Por David Garrido Bazán
Director de Programación y Contenidos del Festival de Cine Inédito de Mérida
Director y Presentador del programa De AluCine en Canal Extremadura Radio
Reconozco que siempre he sintonizado de forma excepcional con el cine de Alexander Payne. Puede que sea porque tenemos formas muy parecidas de ver la vida y entender al género humano, o más concretamente a los hombres que pueblan sus películas. Desde aquel M. Broderick profesor de instituto atrapado por una tupida tela de araña de Election al George Clooney que corría en chancletas y camisa hawaiana para entender por qué su esposa le ponía los cuernos en Los Descendientes , pasando por ese Jack Nicholson que justificaba su existencia a un niño africano en cartas ininteligibles en A Propósito de Schmidt o mi perdedor favorito, ese Paul Giamatti amante de los vinos, escritor frustrado y desencantado con todo de Entre Copas, los hombres del cine de Payne tienen algo que les hace navegar a la deriva entre el patetismo más entrañable y su necesidad de sobrevivir como sea a las propias trampas que uno se va construyendo alrededor con el simple paso de los años. Inspiran ternura al tiempo que uno se sorprende sonriéndose de esa estupidez masculina congénita. Es saludable ser capaz de hacerlo. Creo. Alexander Payne lo pone razonablemente fácil.
Nebraska es el primer guión ajeno que rueda Payne. Da igual. Si uno no lo supiera lo reconocería como suyo porque todas las constantes de su cine están ahí. Un padre en la difusa frontera entre la senilidad, la demencia y el puro miedo. Un hijo que entiende que necesita satisfacer el deseo absurdo de su padre por el simple hecho de otorgarle algo de sentido a su existencia. Una road movie canónica que, como no podía ser de otra forma, incluye el inevitable viaje interior para ambos. Rodada en un apabullante blanco y negro, con enormes dosis de inteligencia, sutileza, muchísimo sentido del humor y con una humanidad tal, para lo bueno y para lo malo, que se desborda por los márgenes de la pantalla y le envuelve a uno como una cómoda mantita caliente en la que refugiarse en una tarde de lluvia en el sofá.

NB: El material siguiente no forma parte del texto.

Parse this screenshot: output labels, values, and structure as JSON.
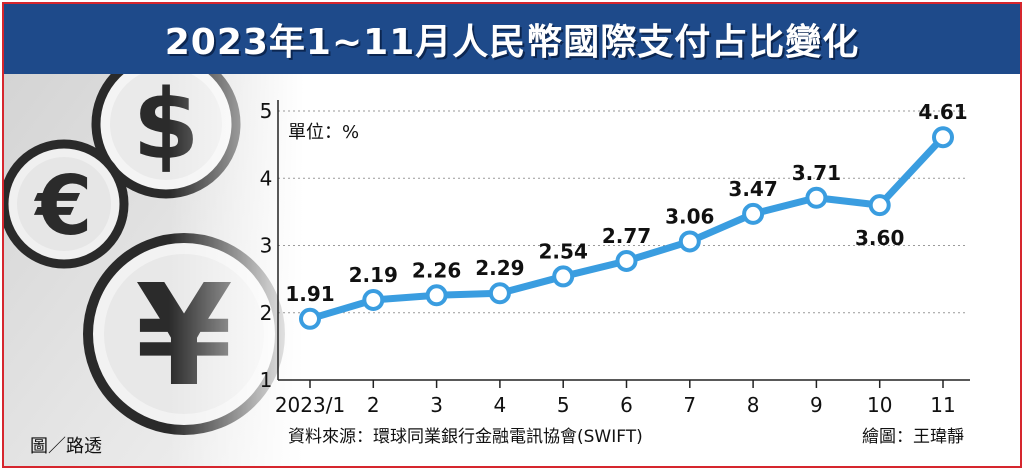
{
  "title": "2023年1~11月人民幣國際支付占比變化",
  "unit_label": "單位：%",
  "source": "資料來源：環球同業銀行金融電訊協會(SWIFT)",
  "chart_credit": "繪圖：王瑋靜",
  "image_credit": "圖／路透",
  "icons": [
    "euro-coin-icon",
    "dollar-coin-icon",
    "yen-coin-icon"
  ],
  "colors": {
    "title_bg": "#1e4a8a",
    "line": "#3a9de0",
    "marker_fill": "#ffffff",
    "border": "#d6262e"
  },
  "chart_data": {
    "type": "line",
    "categories": [
      "2023/1",
      "2",
      "3",
      "4",
      "5",
      "6",
      "7",
      "8",
      "9",
      "10",
      "11"
    ],
    "values": [
      1.91,
      2.19,
      2.26,
      2.29,
      2.54,
      2.77,
      3.06,
      3.47,
      3.71,
      3.6,
      4.61
    ],
    "data_labels": [
      "1.91",
      "2.19",
      "2.26",
      "2.29",
      "2.54",
      "2.77",
      "3.06",
      "3.47",
      "3.71",
      "3.60",
      "4.61"
    ],
    "ylim": [
      1,
      5
    ],
    "yticks": [
      1,
      2,
      3,
      4,
      5
    ],
    "grid": true
  }
}
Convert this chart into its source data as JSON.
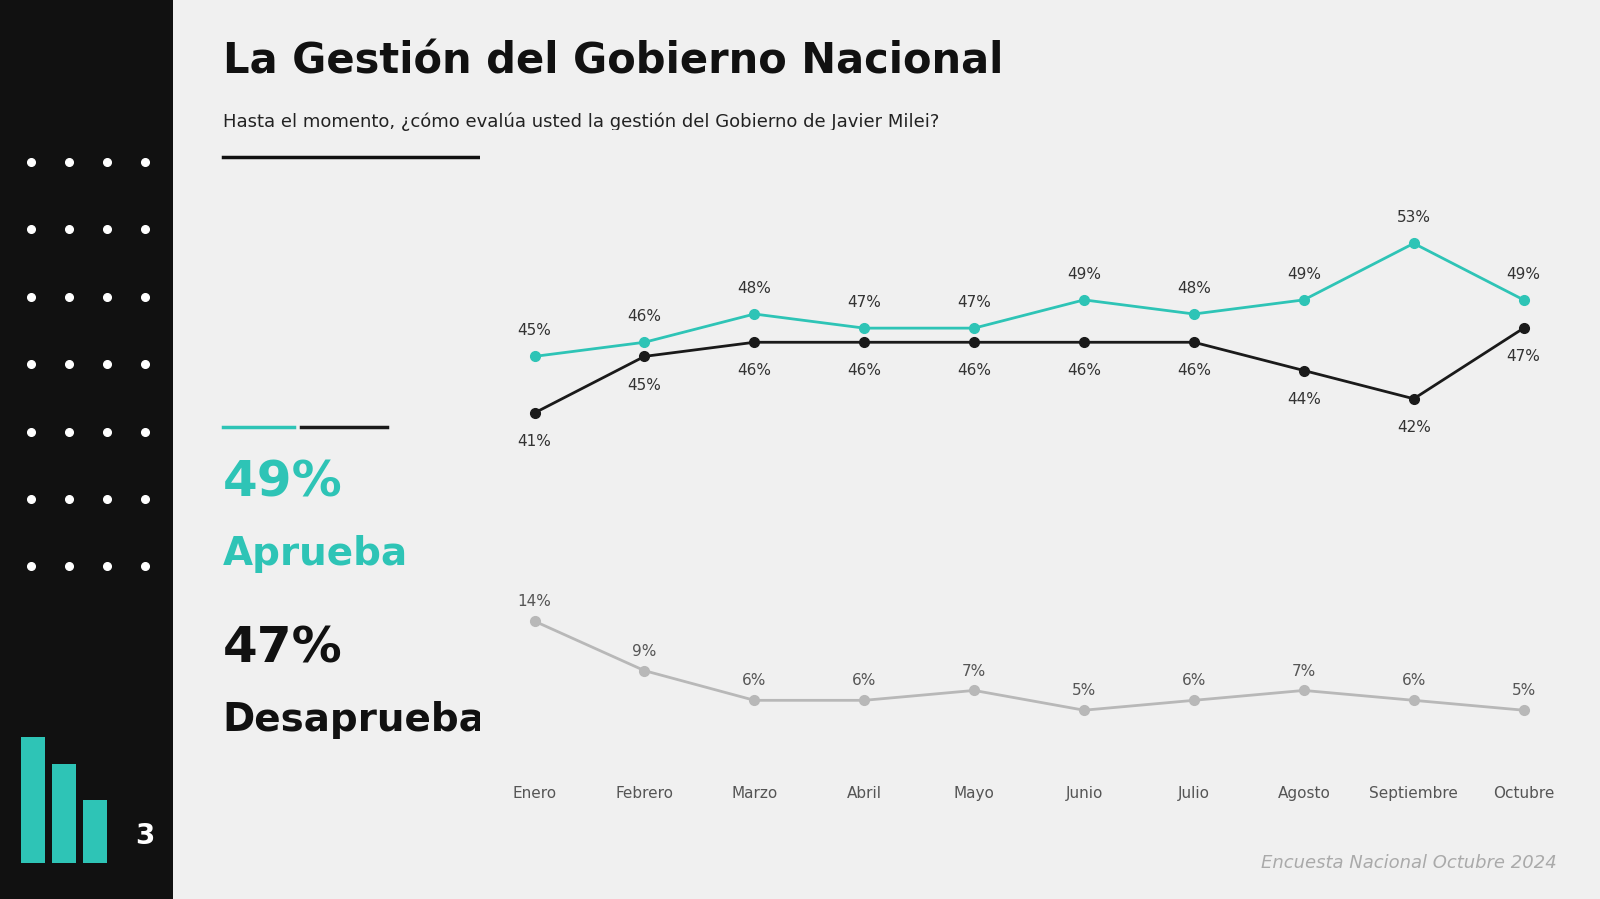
{
  "title": "La Gestión del Gobierno Nacional",
  "subtitle": "Hasta el momento, ¿cómo evalúa usted la gestión del Gobierno de Javier Milei?",
  "months": [
    "Enero",
    "Febrero",
    "Marzo",
    "Abril",
    "Mayo",
    "Junio",
    "Julio",
    "Agosto",
    "Septiembre",
    "Octubre"
  ],
  "aprueba_values": [
    45,
    46,
    48,
    47,
    47,
    49,
    48,
    49,
    53,
    49
  ],
  "desaprueba_values": [
    41,
    45,
    46,
    46,
    46,
    46,
    46,
    44,
    42,
    47
  ],
  "ns_nc_values": [
    14,
    9,
    6,
    6,
    7,
    5,
    6,
    7,
    6,
    5
  ],
  "aprueba_color": "#2ec4b6",
  "desaprueba_color": "#1a1a1a",
  "ns_nc_color": "#b8b8b8",
  "bg_color": "#f0f0f0",
  "left_panel_color": "#111111",
  "aprueba_pct": "49%",
  "desaprueba_pct": "47%",
  "aprueba_label": "Aprueba",
  "desaprueba_label": "Desaprueba",
  "footer": "Encuesta Nacional Octubre 2024",
  "title_fontsize": 30,
  "subtitle_fontsize": 13,
  "label_big_fontsize": 36,
  "label_med_fontsize": 28,
  "data_label_fontsize": 11,
  "month_fontsize": 11
}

Así es Nebraska, una de esas pelis en la que uno se quedaría a vivir de puro gusto, una de esas pelis que uno ve de principio a fin con una sonrisa cómplice en los labios porque entiende y quiere a todos esos personajes que desfilan por ella. Porque uno sabe que los seres humanos somos así de contradictorios, complejos, mezquinos y generosos al tiempo. Porque uno sabe que lidiamos con nuestra existencia del día a día haciéndolo lo mejor que podemos sin torcer demasiado el gesto cuando vienen mal dadas o cuando nosotros mismos somos responsables de nuestros fracasos y deudas. Y no, no me refiero a las económicas, que también, sino esas deudas que vamos adquiriendo con aquellos que queremos y con nosotros mismos a lo largo de los años.
La familia Grant al completo; hijos, madre y padre |
El caso es que es ver a Bruce Dern arrastrando su cojera hacia Nebraska y uno no puede hacer otra cosa que enternecerse por esa terquedad a la que se aferra como un náufrago a un madero, presa del miedo y la necesidad acaso intuitiva de compensar su pasado. Y ve a ese Will Forte como ese hijo comprensivo y necesitado asimismo de un cambio y te dan ganas de abrazarle en su generosidad e infinita paciencia. Te ríes con esa estupenda June Squibb capaz de soltar cosas terribles con la impunidad que le otorga el saberse de vuelta de todo mientras acaricia con gesto cómplice al compañero que ha soportado toda una vida. Te ríes hasta de la complicidad fraternal (¡impagable ese episodio con el compresor!) y esa mezquindad envidiosa y rencorosa que solo puede gestarse en el seno de una familia, de cualquier familia que haya tenido que aguantarse muchos años. Todo te parece cercano aunque transcurra en la América profunda. Porque para profunda la precisión con la que Payne retrata a sus criaturas con apenas unas pinceladas bien dadas. Vamos, que los conoces de toda la vida. Como si fueran tú.
Nebraska, con su retrato de paisajes y personajes que se funden como parte unos de otros, es de esas películas que agradeces que te acaricie el alma despacito con su mezcla de drama sin excesos y comedia triste, de doliente melancolía y cálida generosidad. Con su profunda humanidad, en suma. Como todo el cine de Payne. Pero aún mejor si cabe.